Equities: Equities rose on Friday as US markets rallied, closing at their highest point after a late surge in trading. However, this does not alter the fact that equities were lower over the week on a global scale, led by declines in the US and within the tech growth sector. It is also worth remembering that Japan and other Asian markets experienced sharp declines on Friday morning.

Before jumping to conclusions, it is essential to thoroughly review the performance of cross-equities and cross-asset classes. One notable observation is that European equities rose last week, driven by banks, which saw gains of more than 4%. Thus, the initial conclusion is that we are not witnessing a global growth scare. Also, value stocks outperformed growth stocks by 3% last week, which does not align with the message from the bond market, where yields continued to fall, including on Friday.

It is tempting to point to a growth scare in the bond market, drawing parallels to previous episodes. However, the still relatively new US administration plays a significant role here. Again, look at Europe, where the 10-year yield is down "only" 25 basis points from its peak in January compared to the US, where the decline is about 60 basis points. Hence, we are not really seeing a global growth scare.

A final noteworthy observation is the performance of assets such as Bitcoin and Tesla, which surged right after the election but are currently under pressure. This indicates that we are not dealing with a classic growth scare sell-off but rather a policy fear and uncertainty-driven readjustment. US equities on Friday: Dow +1.4%, S&P 500 +1.6%, Nasdaq +1.6%, and Russell 2000 +1.1%. Markets in Asia are playing catch-up this morning despite the looming tariff deadline tomorrow. European futures are also reflecting the strong late-hour performance in the US on Friday, rising by half a percent this morning. US futures are green as well, although not rising as strongly as in Europe.

FI: The decline in US yields continued through Friday's session as US consumer spending weakened significantly in January. The bulk of the move came from the front end of the curve with the 2Y US Treasury yield breaking below the 4% mark. In Europe, rates were relatively flat throughout the session despite a new batch of soft figures on core inflation from Germany and France. The recent string of soft US data has lowered the implied terminal Fed Funds rate from 4% by mid-February to 3.50% as of today. We think the downward correction can proceed a bit longer, as we target a terminal rate of 3-3.25%. However, the rapid repricing seen recently has left US yields more sensitive in the near term to upside data surprises (e.g. on this Friday's NFP) and the ongoing process of delivering an expansionary tax reform.
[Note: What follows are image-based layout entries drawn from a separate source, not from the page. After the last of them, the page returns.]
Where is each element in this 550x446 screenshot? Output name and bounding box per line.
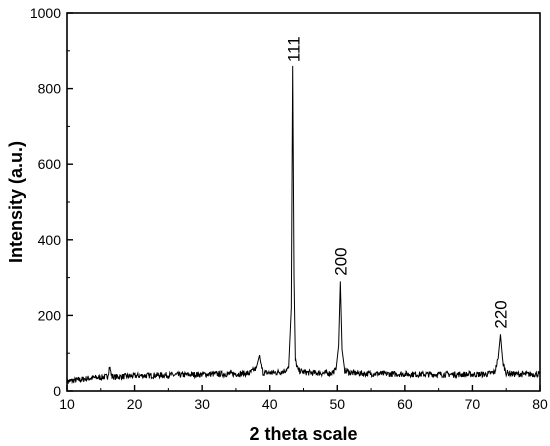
- y-tick-label: 1000: [30, 5, 61, 21]
- y-axis-title: Intensity (a.u.): [6, 141, 26, 263]
- y-tick-label: 800: [38, 81, 62, 97]
- x-tick-label: 70: [465, 396, 481, 412]
- y-tick-label: 0: [53, 383, 61, 399]
- y-tick-label: 400: [38, 232, 62, 248]
- peak-annotations: 111 200 220: [284, 36, 510, 328]
- plot-frame: [66, 12, 541, 392]
- peak-label: 220: [491, 300, 510, 328]
- x-tick-label: 50: [329, 396, 345, 412]
- x-tick-label: 30: [194, 396, 210, 412]
- peak-label: 111: [284, 36, 303, 62]
- y-axis: 0 200 400 600 800 1000: [30, 5, 73, 399]
- x-tick-label: 10: [59, 396, 75, 412]
- x-axis-title: 2 theta scale: [249, 424, 357, 444]
- y-tick-label: 200: [38, 307, 62, 323]
- x-tick-label: 20: [127, 396, 143, 412]
- x-tick-label: 60: [397, 396, 413, 412]
- x-tick-label: 40: [262, 396, 278, 412]
- y-tick-label: 600: [38, 156, 62, 172]
- x-tick-label: 80: [532, 396, 548, 412]
- series-line: [66, 65, 541, 385]
- peak-label: 200: [331, 247, 350, 275]
- x-axis: 10 20 30 40 50 60 70 80: [59, 385, 548, 412]
- plot-area: [66, 65, 541, 385]
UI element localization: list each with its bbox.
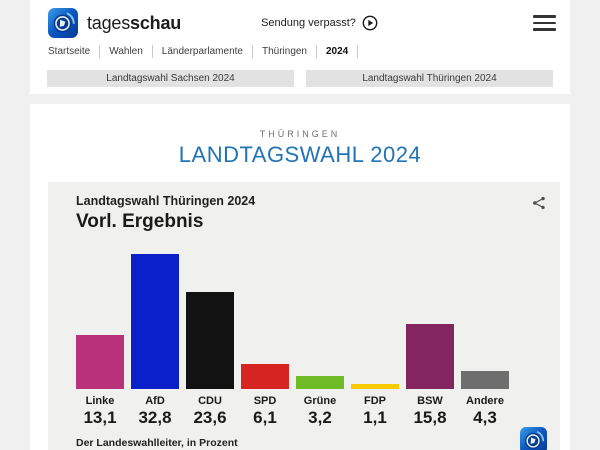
chart-title: Landtagswahl Thüringen 2024: [76, 194, 256, 208]
bar: [131, 254, 179, 389]
bar-column-fdp: FDP 1,1: [351, 254, 399, 428]
bar-value: 32,8: [138, 408, 172, 427]
bar-column-cdu: CDU 23,6: [186, 254, 234, 428]
page-title: LANDTAGSWAHL 2024: [178, 142, 422, 167]
breadcrumb-item-wahlen[interactable]: Wahlen: [100, 45, 153, 58]
breadcrumb-item-startseite[interactable]: Startseite: [48, 45, 101, 58]
bar-column-linke: Linke 13,1: [76, 254, 124, 428]
bar: [296, 376, 344, 389]
tagesschau-logo[interactable]: [48, 8, 78, 38]
bar-chart: Linke 13,1 AfD 32,8 CDU 23,6 SPD 6,1 Grüne 3,2 FDP…: [76, 254, 509, 428]
main-content: THÜRINGEN LANDTAGSWAHL 2024 Landtagswahl…: [30, 104, 570, 450]
header-section: tagesschau Sendung verpasst? Startseite …: [30, 0, 570, 94]
tagesschau-logo-watermark: [520, 427, 547, 450]
play-icon[interactable]: [362, 15, 378, 31]
bar-value: 15,8: [413, 408, 447, 427]
chart-subtitle: Vorl. Ergebnis: [76, 211, 204, 232]
bar-value: 23,6: [193, 408, 227, 427]
bar-value: 13,1: [83, 408, 117, 427]
bar-value: 3,2: [308, 408, 332, 427]
sendung-verpasst-link[interactable]: Sendung verpasst?: [261, 15, 378, 31]
tab-landtagswahl-thueringen-2024[interactable]: Landtagswahl Thüringen 2024: [306, 70, 553, 87]
bar-value: 1,1: [363, 408, 387, 427]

FX: EUR/USD dropped below 1.04 after Trump's tariff tweet last Thursday, which triggered a typical risk-off reaction and a broadly stronger USD - its first weekly gain in a month, also supported by general risk off sentiment. CEE currencies ended the US-session on Friday on a weak footing after Zelensky's visit to the White House took a turn for the worse, halting further immediate progress between the two nations. Closer to home, the market continued to press EUR/DKK FX forwards higher on Friday in anticipation of tighter liquidity conditions at the end of March.